Sweeney insisted that the Legislature “has until next July to figure it out — nothing’s going on the ballot this year.”
Sweeney’s willingness to consider a November 2015 referendum represents a tacit admission by Sweeney and Christie that the Atlantic City tourism development district they created in 2011 to transform the city into a family vacation destination along the lines of Las Vegas is not going to achieve success quickly — if at all — and that there is no need to keep their promise to preserve Atlantic City’s casino monopoly until 2016 to see if a miraculous turnaround will occur.
In fact, Lesniak and other proponents of putting an expansion of casino gambling on the ballot this November — rather than waiting until 2015 — got new ammunition for their arguments on Saturday, when Trump Plaza became the fourth of Atlantic City’s 12 casinos to announce plans to close this year.
Combined with the shutdown of the Atlantic Club in January, the expected rapid-fire closures of Showboat, Revel, and Trump Plaza between late August and mid-September would bring the year’s job loss in Atlantic City’s casino industry to 7,600.
The three planned closures would drop the city’s total number of casinos to eight — one more than the seven opened since 2006 in eastern Pennsylvania — all just a short drive from the New Jersey border. That’s how the Keystone State was able to pass New Jersey, which has had casino gambling since 1978, for second place in casino revenue after Nevada.
The decline of Atlantic City’s casino industry guarantees that casino tax receipts will drop for the eight straight year — at a time when New Jersey is facing a budget crisis that forced Gov. Chris Christie to cut state pension contributions by $900 million in the past fiscal year and $1.5 billion this year.
While casinos in North Jersey won’t solve the state’s budget problems, the $500 million in casino tax revenue Lesniak and Sarlo want to generate through a 50 percent tax on profits at two North Jersey casinos would be a big help.
In fact, the state’s take from the two North Jersey casinos would be more than twice as much as the $220 million Atlantic City’s casinos generate, and that does not include the tax revenue generated from the 26,000 jobs created, the $4.6 billion construction cost of the Jersey City casino alone, and economic spinoffs from the racetrack, the Ferris wheel, and related investments, Lesniak said.

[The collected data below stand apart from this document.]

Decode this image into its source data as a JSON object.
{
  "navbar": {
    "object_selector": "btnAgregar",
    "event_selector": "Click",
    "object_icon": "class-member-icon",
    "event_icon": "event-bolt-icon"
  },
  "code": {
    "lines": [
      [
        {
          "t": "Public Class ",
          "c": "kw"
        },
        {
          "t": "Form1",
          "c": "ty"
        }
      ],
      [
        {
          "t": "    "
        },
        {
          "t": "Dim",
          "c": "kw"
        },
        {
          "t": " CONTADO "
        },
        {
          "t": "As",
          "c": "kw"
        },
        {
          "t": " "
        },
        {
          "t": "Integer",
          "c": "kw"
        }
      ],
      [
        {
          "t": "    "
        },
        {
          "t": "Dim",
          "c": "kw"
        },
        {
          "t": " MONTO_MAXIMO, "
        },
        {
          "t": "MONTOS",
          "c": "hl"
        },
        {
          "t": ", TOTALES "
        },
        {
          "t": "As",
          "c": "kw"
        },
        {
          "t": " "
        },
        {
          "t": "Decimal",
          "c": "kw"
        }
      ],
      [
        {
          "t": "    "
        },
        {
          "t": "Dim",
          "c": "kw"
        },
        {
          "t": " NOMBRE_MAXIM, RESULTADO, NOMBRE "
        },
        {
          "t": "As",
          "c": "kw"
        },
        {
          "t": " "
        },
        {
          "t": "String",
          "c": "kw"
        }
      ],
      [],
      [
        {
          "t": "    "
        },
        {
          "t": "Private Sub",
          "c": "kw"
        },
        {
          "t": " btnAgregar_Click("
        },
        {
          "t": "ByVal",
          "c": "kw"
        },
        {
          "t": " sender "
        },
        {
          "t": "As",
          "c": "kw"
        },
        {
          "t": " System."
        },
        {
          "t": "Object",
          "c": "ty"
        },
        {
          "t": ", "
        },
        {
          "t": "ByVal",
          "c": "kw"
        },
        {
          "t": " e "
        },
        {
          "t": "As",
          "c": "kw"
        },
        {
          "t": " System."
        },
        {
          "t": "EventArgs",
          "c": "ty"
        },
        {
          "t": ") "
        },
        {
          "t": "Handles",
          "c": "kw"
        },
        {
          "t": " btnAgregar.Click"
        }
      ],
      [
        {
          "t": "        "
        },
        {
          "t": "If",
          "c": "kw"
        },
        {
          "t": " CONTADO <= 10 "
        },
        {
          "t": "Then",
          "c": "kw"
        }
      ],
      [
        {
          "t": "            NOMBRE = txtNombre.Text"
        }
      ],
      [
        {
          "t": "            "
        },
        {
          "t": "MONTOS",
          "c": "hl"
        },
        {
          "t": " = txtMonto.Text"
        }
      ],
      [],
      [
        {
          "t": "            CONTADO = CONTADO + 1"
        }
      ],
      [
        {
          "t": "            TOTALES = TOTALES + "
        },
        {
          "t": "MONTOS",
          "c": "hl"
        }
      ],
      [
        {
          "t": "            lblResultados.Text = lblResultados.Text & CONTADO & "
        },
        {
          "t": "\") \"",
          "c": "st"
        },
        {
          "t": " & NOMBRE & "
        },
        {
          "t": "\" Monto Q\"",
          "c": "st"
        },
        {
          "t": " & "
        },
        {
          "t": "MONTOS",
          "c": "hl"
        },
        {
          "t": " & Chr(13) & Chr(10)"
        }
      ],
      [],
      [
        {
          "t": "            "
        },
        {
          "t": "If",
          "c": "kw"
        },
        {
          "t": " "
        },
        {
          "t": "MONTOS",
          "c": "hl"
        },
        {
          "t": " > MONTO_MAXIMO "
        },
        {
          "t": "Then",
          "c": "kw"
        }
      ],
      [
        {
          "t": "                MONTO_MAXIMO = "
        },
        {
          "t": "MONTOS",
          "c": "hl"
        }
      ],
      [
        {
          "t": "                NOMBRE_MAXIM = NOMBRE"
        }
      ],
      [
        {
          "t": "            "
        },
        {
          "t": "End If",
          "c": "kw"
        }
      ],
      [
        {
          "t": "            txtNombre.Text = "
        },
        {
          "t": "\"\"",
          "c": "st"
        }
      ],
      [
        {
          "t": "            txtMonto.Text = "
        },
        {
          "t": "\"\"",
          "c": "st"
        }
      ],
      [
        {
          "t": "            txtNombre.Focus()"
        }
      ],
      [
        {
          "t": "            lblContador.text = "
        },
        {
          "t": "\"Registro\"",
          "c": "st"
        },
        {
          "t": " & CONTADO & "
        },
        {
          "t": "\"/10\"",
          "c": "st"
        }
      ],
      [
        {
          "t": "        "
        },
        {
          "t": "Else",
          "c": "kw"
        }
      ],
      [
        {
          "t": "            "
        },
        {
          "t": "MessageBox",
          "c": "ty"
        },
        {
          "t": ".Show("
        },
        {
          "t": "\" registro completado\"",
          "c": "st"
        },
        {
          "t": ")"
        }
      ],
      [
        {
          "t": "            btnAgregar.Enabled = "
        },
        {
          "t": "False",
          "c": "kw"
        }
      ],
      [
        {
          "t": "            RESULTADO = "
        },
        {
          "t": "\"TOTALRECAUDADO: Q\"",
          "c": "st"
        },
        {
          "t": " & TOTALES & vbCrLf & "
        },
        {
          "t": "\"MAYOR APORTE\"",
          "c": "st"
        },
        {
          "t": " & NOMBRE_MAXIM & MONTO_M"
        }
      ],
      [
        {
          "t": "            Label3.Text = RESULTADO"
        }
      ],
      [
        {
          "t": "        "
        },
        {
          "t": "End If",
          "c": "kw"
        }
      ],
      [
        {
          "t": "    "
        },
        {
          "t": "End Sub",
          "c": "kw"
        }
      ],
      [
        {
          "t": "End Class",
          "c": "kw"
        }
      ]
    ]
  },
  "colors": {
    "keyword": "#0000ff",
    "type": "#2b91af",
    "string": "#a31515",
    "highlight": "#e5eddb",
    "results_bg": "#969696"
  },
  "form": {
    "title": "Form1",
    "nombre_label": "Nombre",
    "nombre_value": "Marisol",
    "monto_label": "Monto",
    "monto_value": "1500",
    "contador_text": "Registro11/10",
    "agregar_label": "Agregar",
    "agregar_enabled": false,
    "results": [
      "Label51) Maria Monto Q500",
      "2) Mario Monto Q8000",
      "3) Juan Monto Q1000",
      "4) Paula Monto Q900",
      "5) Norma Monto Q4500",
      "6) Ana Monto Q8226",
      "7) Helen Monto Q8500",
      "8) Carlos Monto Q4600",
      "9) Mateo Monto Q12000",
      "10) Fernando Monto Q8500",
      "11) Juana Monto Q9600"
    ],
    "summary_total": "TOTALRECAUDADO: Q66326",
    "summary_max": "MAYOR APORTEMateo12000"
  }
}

Meanwhile, Atlantic City’s long-term competitiveness in the gaming arena isn’t likely to get any better, even with the advent of New Jersey’s first-in-the-nation online gaming, which took in just $10 million in its first seven months of operation.
New York State, which generated $435 million last year from its Resorts World Casino at Aqueduct Racetrack, is expected to approve a new casino to open in 2016 at Woodbury Commons on Route 287 or at the Sterling Forest resort in Tuxedo, NY, both just across the New Jersey border. Three new casinos in New York City and its suburbs could be approved in 2021.
“If you’re going to make a commitment to expand casino gambling like this, it makes sense to do it sooner rather than later, and not allow competitors like New York State to get ahead of us,” said Senate Minority Leader Tom Kean (R-Union).
Kean said the constitutional amendment expanding casino gambling would not only have to help Atlantic City, but should also provide financial support to Monmouth Park Racetrack in Oceanport and the state’s thoroughbred and standard-bred horse-racing industry. Other states, including New York, Pennsylvania and Delaware, have bolstered the profitability of their racetracks by allowing them to install slot machines — which New Jersey does not plan to do — and the state’s horse farms preserve open space, Kean noted.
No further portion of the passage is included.